Les leaders de Défi s'en défendent, mais la tendance à la baisse que traverse le parti dans les sondages provoque une réelle nervosité au sein du parti. Et encourage les prises de parole plus musclées.
En interne, cette mauvaise passe est attribuée à deux facteurs principaux. Primo, les prises de position de l'ancien président Olivier Maingain à contre-pied de son successeur ont brouillé le message du parti, notamment sur l'abattage rituel, juge-t-on chez Défi.
La seconde problématique est remontée du terrain. Défi ne se serait pas assez opposé à ses partenaires de majorité bruxelloise, à savoir le PS, et surtout à Écolo, sur des dossiers clés, disent certains électeurs et militants.
Une volonté de se distancier d'Écolo
Les récents commentaires de mandataires de Défi vis-à-vis d'Écolo peuvent donc s'analyser comme une volonté de se distancier de la gauche à l'approche de la campagne électorale.
"On a sans doute cette volonté de montrer que ce n'est pas parce qu'on a gouverné avec Écolo qu'on leur sert la soupe, souligne Sophie Rohonyi, députée fédérale.
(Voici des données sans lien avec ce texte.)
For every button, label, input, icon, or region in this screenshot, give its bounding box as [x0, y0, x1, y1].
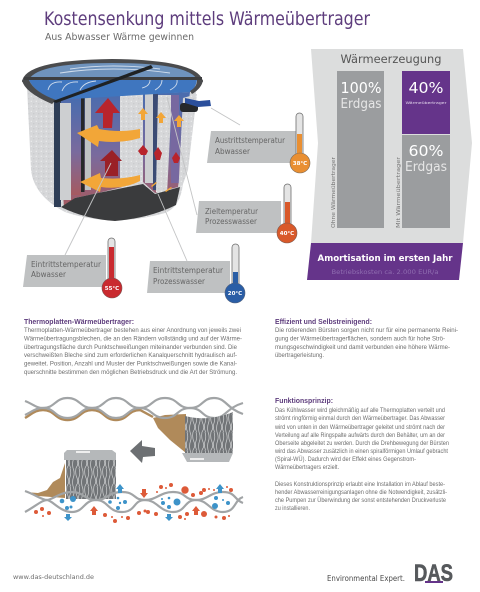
upper plates — [25, 398, 243, 418]
thermometer: 20°C — [225, 244, 245, 303]
panel background arrow — [311, 49, 472, 243]
bar: ohne Wärmeübertrager: 100% — [340, 79, 382, 97]
text block: Funktionsprinzip — [274, 398, 449, 512]
text block: Funktionsprinzip: hender Abwasserreinigungsanlagen ohne die Notwendigkeit, zusätzli- — [275, 490, 447, 496]
text block: Funktionsprinzip: Funktionsprinzip: — [275, 398, 333, 405]
text block: Funktionsprinzip: Oberseite abgeleitet zu werden. Durch die Drehbewegung der Bürsten — [275, 441, 449, 447]
lid crossbar — [24, 77, 202, 80]
text block: Funktionsprinzip: (Spiral-WÜ). Dadurch wird der Effekt eines Gegenstrom- — [275, 456, 416, 463]
lower wedge — [25, 463, 65, 498]
upper brush — [182, 412, 233, 462]
bar: ohne Wärmeübertrager: Erdgas — [340, 97, 382, 112]
label: Austrittstemperatur Abwasser — [207, 131, 296, 163]
label: Zieltemperatur Prozesswasser — [196, 201, 281, 233]
internal plates — [54, 91, 197, 207]
text block: Thermoplatten-Wärmeübertrager: Thermoplatten-Wärmeübertrager bestehen aus einer Anordnung von jeweils zwei — [24, 328, 241, 334]
thermometer: 38°C — [290, 113, 310, 173]
rotating arm — [53, 65, 153, 103]
text block: Thermoplatten-Wärmeübertrager: übertragungsfläche durch Punktschweißungen miteinander verbunden sind. Die — [24, 345, 238, 351]
axis label: mit: Mit Wärmeübertrager — [396, 156, 402, 228]
outlet pipe — [180, 98, 211, 112]
subtitle: Aus Abwasser Wärme gewinnen — [45, 32, 194, 43]
text block: Funktionsprinzip: wird das Abwasser zusätzlich in einen spiralförmigen Umlauf gebracht — [274, 449, 448, 455]
panel heading: Wärmeerzeugung — [340, 52, 442, 66]
thermometer: 38°C: 38°C — [293, 161, 307, 167]
small red arrows — [138, 145, 180, 163]
text block: Funktionsprinzip: zu installieren. — [275, 506, 310, 512]
waste water dots — [34, 483, 233, 523]
text block: Funktionsprinzip: wird von unten in den Wärmeübertrager geleitet und strömt nach der — [274, 425, 445, 431]
small arrows — [138, 108, 184, 192]
tank body — [27, 86, 197, 220]
purple banner — [307, 243, 463, 280]
label: Eintrittstemperatur Prozesswasser — [147, 261, 230, 293]
far basin — [28, 62, 197, 78]
water surface — [29, 80, 197, 100]
upper sediment layer — [25, 410, 153, 420]
tank floor — [61, 184, 180, 221]
text block: Thermoplatten-Wärmeübertrager: Thermoplatten-Wärmeübertrager: — [24, 319, 134, 326]
text block: Funktionsprinzip: Dieses Konstruktionsprinzip erlaubt eine Installation im Ablauf beste- — [275, 482, 445, 488]
text block: Effizient und Selbstreinigend: Die rotierenden Bürsten sorgen nicht nur für eine permanente Reini- — [275, 328, 458, 334]
lid rim — [22, 59, 203, 104]
text block: Thermoplatten-Wärmeübertrager — [24, 319, 242, 376]
text block: Effizient und Selbstreinigend — [275, 319, 458, 359]
thermometer: 55°C: 55°C — [105, 286, 119, 292]
label: Eintrittstemperatur Abwasser: Abwasser — [31, 270, 67, 279]
bar: 40% Wärmeübertrager: 40% — [408, 79, 444, 97]
footer tagline: Environmental Expert. — [327, 574, 405, 583]
text block: Thermoplatten-Wärmeübertrager: Wärmeübertragungsblechen, die an den Rändern vollständig und auf der Wärme- — [24, 336, 242, 342]
label: Eintrittstemperatur Prozesswasser: Eintrittstemperatur — [153, 266, 224, 275]
water ripples — [48, 66, 177, 91]
logo: DAS: DAS — [414, 560, 453, 587]
text block: Effizient und Selbstreinigend: übertragerleistung. — [275, 353, 324, 359]
text block: Funktionsprinzip: Wärmeübertragers erzielt. — [275, 465, 339, 471]
lower plates — [25, 491, 243, 512]
tank illustration — [22, 59, 211, 221]
bar: 60% Erdgas: Erdgas — [405, 160, 447, 175]
label: Zieltemperatur Prozesswasser: Zieltemperatur — [205, 207, 259, 216]
panel: Wärmeerzeugung — [307, 49, 472, 280]
label: Zieltemperatur Prozesswasser: Prozesswasser — [205, 217, 258, 226]
text block: Effizient und Selbstreinigend: gung der Wärmeübertragerflächen, sondern auch für hohe Strö- — [275, 336, 445, 342]
thermometer: 55°C — [102, 238, 122, 298]
arrow: orange lower — [80, 173, 140, 192]
lower brush — [64, 450, 116, 499]
label: Austrittstemperatur Abwasser: Abwasser — [215, 147, 251, 156]
thermometer: 40°C: 40°C — [280, 231, 294, 237]
arrow: lower red up — [100, 150, 122, 176]
bar: 60% Erdgas — [402, 135, 450, 228]
text block: Funktionsprinzip: strömt ringförmig einmal durch den Wärmeübertrager. Das Abwasser — [275, 416, 445, 422]
tank interior wall — [55, 92, 190, 207]
purple banner: Amortisation im ersten Jahr — [318, 254, 453, 264]
axis label: ohne: Ohne Wärmeübertrager — [331, 156, 337, 228]
arrow: brush movement — [130, 440, 155, 463]
coolant dots — [60, 484, 230, 521]
bar: 40% Wärmeübertrager — [402, 71, 450, 134]
label: Austrittstemperatur Abwasser: Austrittstemperatur — [215, 136, 286, 145]
text block: Effizient und Selbstreinigend: Effizient und Selbstreinigend: — [275, 319, 372, 326]
label: Eintrittstemperatur Abwasser — [23, 255, 106, 287]
purple banner: Betriebskosten ca. 2.000 EUR/a — [332, 269, 439, 276]
upper wedge — [153, 414, 186, 453]
title: Kostensenkung mittels Wärmeübertrager — [44, 8, 370, 30]
footer url: www.das-deutschland.de — [13, 574, 94, 581]
text block: Thermoplatten-Wärmeübertrager: querschnitte bestimmen den möglichen Betriebsdruck und die Art der Strömung. — [24, 370, 237, 376]
bar: 60% Erdgas: 60% — [408, 142, 444, 160]
text block: Funktionsprinzip: che Pumpen zur Überwindung der sonst entstehenden Druckverluste — [275, 497, 447, 504]
leader lines — [65, 97, 240, 261]
label: Eintrittstemperatur Abwasser: Eintrittstemperatur — [31, 260, 102, 269]
bar: ohne Wärmeübertrager — [337, 71, 384, 228]
cleaning illustration — [25, 398, 243, 523]
bar: 40% Wärmeübertrager: Wärmeübertrager — [406, 101, 447, 105]
thermometer: 20°C: 20°C — [228, 291, 242, 297]
text block: Effizient und Selbstreinigend: mungsgeschwindigkeit und damit verbunden eine höhere Wärme- — [275, 345, 450, 351]
text block: Funktionsprinzip: Verteilung auf alle Ringspalte aufwärts durch den Behälter, um an der — [275, 433, 445, 439]
text block: Thermoplatten-Wärmeübertrager: verschweißten Bleche sind zum erforderlichen Kanalquerschnitt hydraulisch auf- — [24, 353, 237, 359]
thermometer: 40°C — [277, 184, 297, 243]
arrow: red up — [95, 98, 120, 128]
text block: Funktionsprinzip: Das Kühlwasser wird gleichmäßig auf alle Thermoplatten verteilt und — [275, 408, 445, 414]
label: Eintrittstemperatur Prozesswasser: Prozesswasser — [153, 277, 206, 286]
text block: Thermoplatten-Wärmeübertrager: geweitet. Position, Anzahl und Muster der Punktschweißungen sowie die Kanal- — [24, 362, 237, 368]
arrow: orange upper — [77, 125, 140, 147]
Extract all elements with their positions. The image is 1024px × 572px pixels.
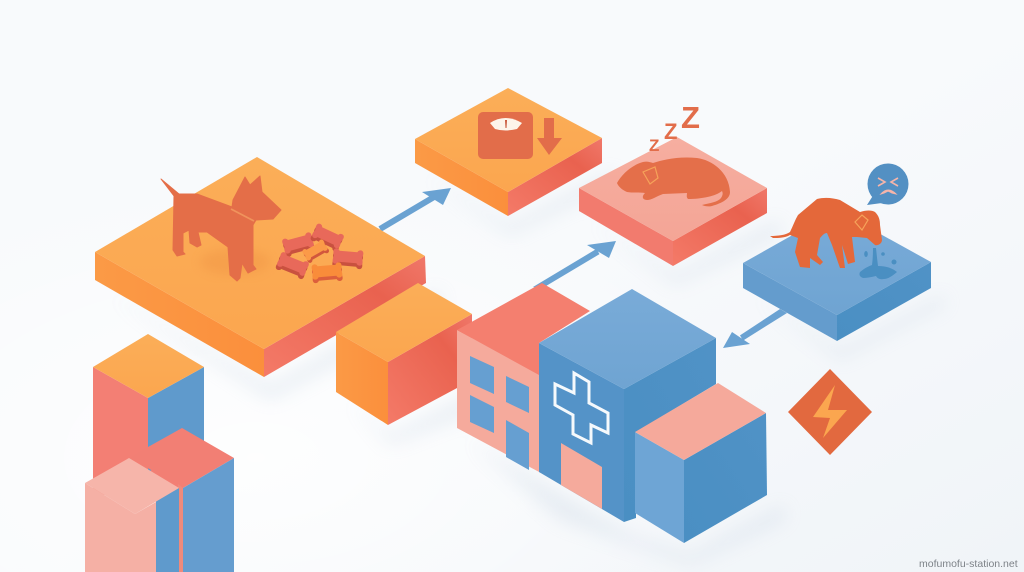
icon: sick dog <box>770 198 882 268</box>
icon: sleep Zzz: Z <box>649 136 659 155</box>
icon: vomit puddle <box>859 248 897 279</box>
hospital: left wing <box>457 283 590 473</box>
arrow: hospital up to lethargy <box>533 241 616 289</box>
panel: hospital building <box>457 283 767 543</box>
tower: orange top <box>93 334 204 495</box>
panel: weight loss block <box>415 88 602 216</box>
arrow: food platform to weight loss <box>378 188 451 232</box>
panel: left stacked towers <box>85 334 234 572</box>
icon: bathroom scale <box>478 112 533 159</box>
panel: vomiting block <box>743 164 931 341</box>
icon: down arrow <box>537 118 562 155</box>
panel: orange cube <box>336 283 472 425</box>
hospital door <box>561 443 602 509</box>
icon: sleep Zzz: Z <box>681 100 700 135</box>
watermark: mofumofu-station.net <box>919 558 1018 570</box>
icon: medical cross <box>555 373 608 443</box>
panel: food platform <box>95 157 426 377</box>
icon: lightning warning diamond <box>788 369 872 455</box>
arrow: vomiting to hospital <box>723 309 787 348</box>
dog collar <box>231 209 254 221</box>
hospital: main tower <box>539 289 716 522</box>
tower: pink top <box>85 458 179 572</box>
icon: standing dog <box>161 176 281 281</box>
hospital: front cube <box>635 383 767 543</box>
icon: sleep Zzz: Z <box>664 119 677 144</box>
icon: sick face speech bubble <box>867 164 908 205</box>
tower: salmon top <box>130 428 234 572</box>
panel: lethargy block <box>579 100 767 266</box>
icon: sleep Zzz <box>649 100 700 155</box>
icon: sleeping dog <box>617 157 730 206</box>
icon: pile of bones <box>275 223 364 283</box>
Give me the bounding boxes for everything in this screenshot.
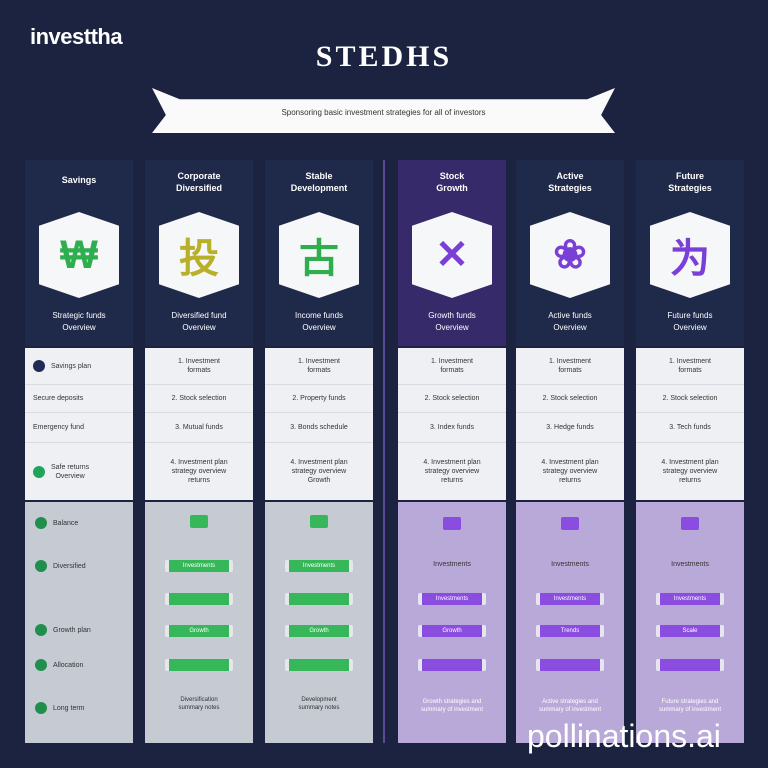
icon: hexagon 4: ✕ (435, 233, 469, 277)
column 6: 2. Stock selection (663, 395, 717, 402)
column 6: 1. Investment (669, 358, 711, 365)
column 2 (145, 160, 253, 743)
icon: hexagon 6 (650, 212, 730, 298)
column 3: 4. Investment plan (290, 459, 348, 466)
column 4: formats (440, 367, 464, 374)
column 4: Growth strategies and (423, 699, 481, 705)
icon: hexagon 4 (412, 212, 492, 298)
column 5 (516, 160, 624, 743)
banner ribbon (152, 88, 615, 133)
column 4: Growth (442, 628, 462, 634)
column 2: Investments (183, 563, 215, 569)
column 2: Diversification (180, 697, 218, 703)
column 6: Strategies (668, 183, 712, 193)
column 3: Development (301, 697, 337, 703)
column 2: Diversified (176, 183, 222, 193)
column 2: summary notes (178, 705, 220, 711)
column 4: strategy overview (425, 468, 479, 475)
column 3: Growth (308, 477, 330, 484)
column 1: Emergency fund (33, 424, 84, 431)
column 2: 4. Investment plan (170, 459, 228, 466)
column 4: returns (441, 477, 463, 484)
column 4: 1. Investment (431, 358, 473, 365)
column 3: 2. Property funds (292, 395, 346, 402)
column 4: Overview (435, 323, 469, 332)
column 4: Growth funds (428, 311, 476, 320)
column 1: Safe returns (51, 464, 89, 470)
icon: hexagon 3: 古 (299, 237, 339, 281)
column 5: Active funds (548, 311, 592, 320)
column 6: 4. Investment plan (661, 459, 719, 466)
column 5: Strategies (548, 183, 592, 193)
column 1: Overview (55, 472, 85, 480)
column 4: Investments (433, 561, 471, 568)
watermark: pollinations.ai (527, 718, 721, 754)
column 6 (636, 160, 744, 743)
column 6: Overview (673, 323, 707, 332)
icon: hexagon 5: ❀ (553, 233, 587, 277)
column 5: formats (558, 367, 582, 374)
column 4: 3. Index funds (430, 424, 474, 431)
column 4: 4. Investment plan (423, 459, 481, 466)
column 1: Long term (53, 705, 85, 712)
column 4: Stock (440, 171, 464, 181)
column 6: Future strategies and (662, 699, 718, 705)
column 6: returns (679, 477, 701, 484)
column 2: Diversified fund (171, 311, 227, 320)
column 2: 2. Stock selection (172, 395, 226, 402)
column 6: Future funds (668, 311, 712, 320)
column 5: 3. Hedge funds (546, 424, 594, 431)
icon: hexagon 2: 投 (179, 237, 219, 281)
icon: hexagon 5 (530, 212, 610, 298)
column 1: Secure deposits (33, 395, 83, 402)
column 1: Overview (62, 323, 96, 332)
column 5: Investments (551, 561, 589, 568)
column 4: 2. Stock selection (425, 395, 479, 402)
column 2: Corporate (177, 171, 220, 181)
column 3: Growth (309, 628, 329, 634)
column 6: Scale (682, 628, 698, 634)
column 5: returns (559, 477, 581, 484)
column 6: Investments (671, 561, 709, 568)
column 4: summary of investment (421, 707, 483, 713)
column 3: Stable (305, 171, 332, 181)
column 1: Diversified (53, 563, 86, 570)
column 5: strategy overview (543, 468, 597, 475)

Mais sur le fond, heureusement qu'on était là pour tenir bon face à la remise en cause de la neutralité."
Les gens n'en peuvent plus d'Écolo. Et bizarrement, ils semblent le faire plus payer aux partenaires de coalition d'Écolo qu'à Écolo lui-même.
"Les gens n'en peuvent plus d'Ecolo, abonde un autre mandataire Défi. Et bizarrement, ils semblent le faire plus payer aux partenaires de coalition d'Écolo qu'à Écolo lui-même."
Cette opposition aux verts, toutefois, ne date pas des mauvais sondages. En 2019, lors de son arrivée en politique, François De Smet justifiait ainsi son choix de rejoindre Défi alors que certains estimaient qu'il n'aurait pas dénoté chez les écologistes : "Il y a des choses qui ne sont pas claires chez les écologistes, comme par exemple leur rapport à la laïcité de l'État."